Nordrhein-Westfalen ist uns dabei mindestens um eine Radlänge voraus. Dort wurde im Herbst die Änderung des Straßen- und Wegegesetzes vom Landtag beschlossen und die Wegekategorie "Radschnellverbindungen des Landes" eingeführt. Wir meinen, es

wäre klug, im Windschatten von Nordrhein-Westfalen zu fahren und Entsprechendes in Bayern einzuführen.

(Beifall bei den GRÜNEN)

Bei der Beratung im federführenden Wirtschaftsausschuss wurde unser Antrag mit dem Argument abgelehnt, das Programm würde Kosten für den Freistaat Bayern verursachen. In der Zwischenzeit haben sich auch hier die Vorzeichen geändert. Mittlerweile hat Ihr Parteikollege und derzeitiger Bundesverkehrsminister angekündigt, die Radschnellwege mit Bundesmitteln fördern zu wollen. Wir meinen, es wäre klug, wenn die Staatsregierung zeitgleich mit den Gesetzesänderungen auf Bundesebene, die dafür notwendig sind, prüft, wie mit einer Übernahme der Straßenbaulast für Radschnellwege möglichst viele Fördergelder nach Bayern geholt werden können. Deswegen bitte ich um Zustimmung zu unserem Antrag.

(Beifall bei den GRÜNEN – Dr. Florian Herrmann (CSU): Ja von wegen! – Heiterkeit bei der CSU)

Danke schön. – Nächste Rednerin ist die Kollegin Haderthauer.

Frau Präsidentin, Kolleginnen und Kollegen! Der Antrag ist nicht zielführend. Auch wenn er nur ein Prüfantrag ist, werden wir ihm nicht zustimmen. Der Antrag ist aus mehreren Gründen nicht zielführend. Wir lehnen ihn nicht nur deshalb ab, weil Nordrhein-Westfalen noch nie ein gutes Vorbild für Bayern gewesen ist.

(Beifall bei der CSU)

Der Hinweis auf Nordrhein-Westfalen war mit Sicherheit das schwächste Argument, Herr Kollege Ganserer. Ich möchte gleich noch das andere Vorbild, das Sie genannt haben, heranziehen, nämlich die Niederlande, die nach Ihrer Meinung europaweit Vorreiter bei den Radschnellwegen sind. Der zuständige Minister in Nordrhein-Westfalen, der die Änderung des Straßen- und Wegegesetzes vor einigen Wochen in Erster Lesung dem Landtag vorgestellt hat, hat sich gerühmt, dass sogar nicht einmal die Niederlande die Straßenbaulast beim Land haben. Wenn die Situation bezüglich Radschnellwege in den Niederlanden so gut ist, ist es offenbar auch ganz sinnvoll, dass die Baulast vor Ort bleibt, nämlich dort, wo die Entscheidungen zu treffen sind.
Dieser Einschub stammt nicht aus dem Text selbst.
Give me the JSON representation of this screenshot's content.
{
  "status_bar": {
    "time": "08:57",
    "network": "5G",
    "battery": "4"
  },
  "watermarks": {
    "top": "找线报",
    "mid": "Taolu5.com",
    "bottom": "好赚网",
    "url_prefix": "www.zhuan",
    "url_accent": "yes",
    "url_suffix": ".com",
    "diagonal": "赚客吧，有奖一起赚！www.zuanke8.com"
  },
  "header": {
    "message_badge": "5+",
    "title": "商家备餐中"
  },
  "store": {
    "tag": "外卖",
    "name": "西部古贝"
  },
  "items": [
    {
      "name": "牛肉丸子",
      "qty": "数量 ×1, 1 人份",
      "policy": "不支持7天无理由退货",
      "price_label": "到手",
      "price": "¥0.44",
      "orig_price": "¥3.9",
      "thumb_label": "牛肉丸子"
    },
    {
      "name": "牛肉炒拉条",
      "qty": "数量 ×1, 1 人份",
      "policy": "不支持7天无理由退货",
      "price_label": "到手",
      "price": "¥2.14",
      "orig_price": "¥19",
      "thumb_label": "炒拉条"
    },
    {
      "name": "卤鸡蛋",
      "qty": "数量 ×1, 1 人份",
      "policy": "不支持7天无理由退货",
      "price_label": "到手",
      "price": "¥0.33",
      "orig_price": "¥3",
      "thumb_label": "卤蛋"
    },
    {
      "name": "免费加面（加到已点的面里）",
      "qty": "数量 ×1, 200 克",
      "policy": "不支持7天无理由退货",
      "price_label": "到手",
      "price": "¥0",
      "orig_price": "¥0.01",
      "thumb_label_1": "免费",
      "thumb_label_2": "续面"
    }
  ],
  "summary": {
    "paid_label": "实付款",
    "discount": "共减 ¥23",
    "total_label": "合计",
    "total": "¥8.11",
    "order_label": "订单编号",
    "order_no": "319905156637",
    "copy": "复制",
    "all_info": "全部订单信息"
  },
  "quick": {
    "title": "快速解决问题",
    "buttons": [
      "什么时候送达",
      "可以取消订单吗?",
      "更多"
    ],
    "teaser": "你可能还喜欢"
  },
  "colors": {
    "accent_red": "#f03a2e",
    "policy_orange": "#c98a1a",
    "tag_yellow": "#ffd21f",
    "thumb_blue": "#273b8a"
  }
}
Wir machen es in Bayern genauso. Wir haben keine Regelungslücke. Im Gegenteil, wir haben eine sehr sinnvolle Regelung, die auch für die Radschnellverbindungen gilt. Wenn sie einer Straße folgen, ist der Straßenbaulastträger dafür zuständig, der auch für die Straße zuständig ist. Wenn sie auf einer gesonderten

Trasse verlaufen, unterliegen sie der Baulast der Gemeinden. Das ist in Bayern sicherlich sinnvoll; denn anders als in Nordrhein-Westfalen profitieren unsere Kommunen von einer hervorragenden Unterstützung durch den Freistaat. Dass man in Nordrhein-Westfalen den Kommunen die Baulast abnimmt, weil die Kommunen so klamm sind, dass sich gar nichts tun würde, ist mir völlig klar. Wir fördern unsere Kommunen besser als jedes andere Land, und deswegen sind wir sicher, dass sie auch die Radschnellwege hervorragend realisieren können.
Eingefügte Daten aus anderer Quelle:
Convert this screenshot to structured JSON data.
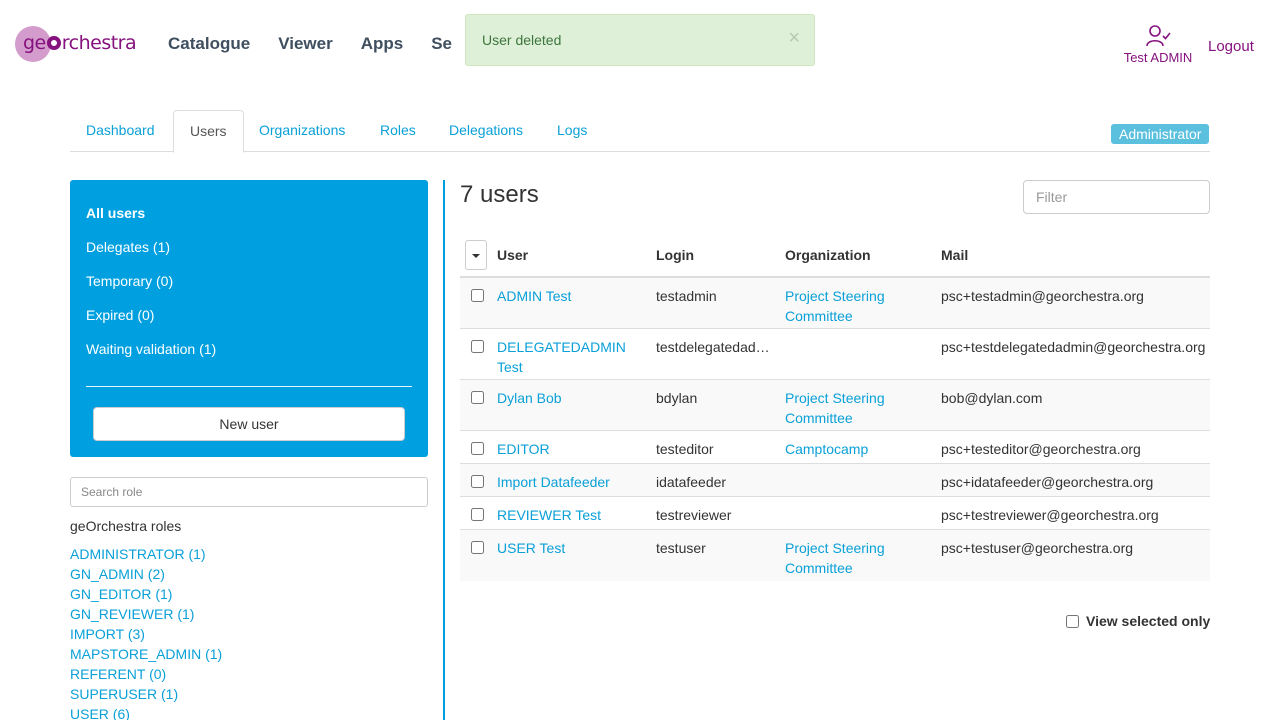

Anders als Sie, die GRÜNEN, trauen wir unseren Kommunen etwas zu. Wir wollen ihnen nichts vorschreiben, sondern wir sagen: Verwirklicht diese guten und von uns auch sehr geschätzten Radschnellwege nach eurer eigenen Priorität. So manche Gemeinde, die von unserer FAG-Förderung profitiert, wird sich freuen, dass sie nach ihren Prioritäten zusammen mit anderen Gemeinden diese Radschnellwege verwirklichen kann. Unsere Kommunen können auch sehr gut zusammenarbeiten. Das ist für die nicht so ein Problem, wie Sie es darstellen. Sie beweisen jeden Tag, dass sie das gut können. Vielleicht sind sie auch ganz froh, dass sie sich nicht den Prioritäten, die vom Freistaat zentral über ein Land gelegt würden, unterordnen müssen, sondern dass sie sich an den Bedürfnissen ihrer Bürgerinnen und Bürger orientieren können.

Vielleicht noch eine Ergänzung. Wir prüfen das ja auch gerade. Sie haben schon diese Machbarkeitsstudie erwähnt, an der sich der Freistaat mit 50 % beteiligt. Wir haben im Ausschuss gehört, dass bei dieser Machbarkeitsstudie auch die Frage der Baulastverteilung bereits geprüft wird. Das ist doch eigentlich eine tolle Sache: Da wird bereits geprüft.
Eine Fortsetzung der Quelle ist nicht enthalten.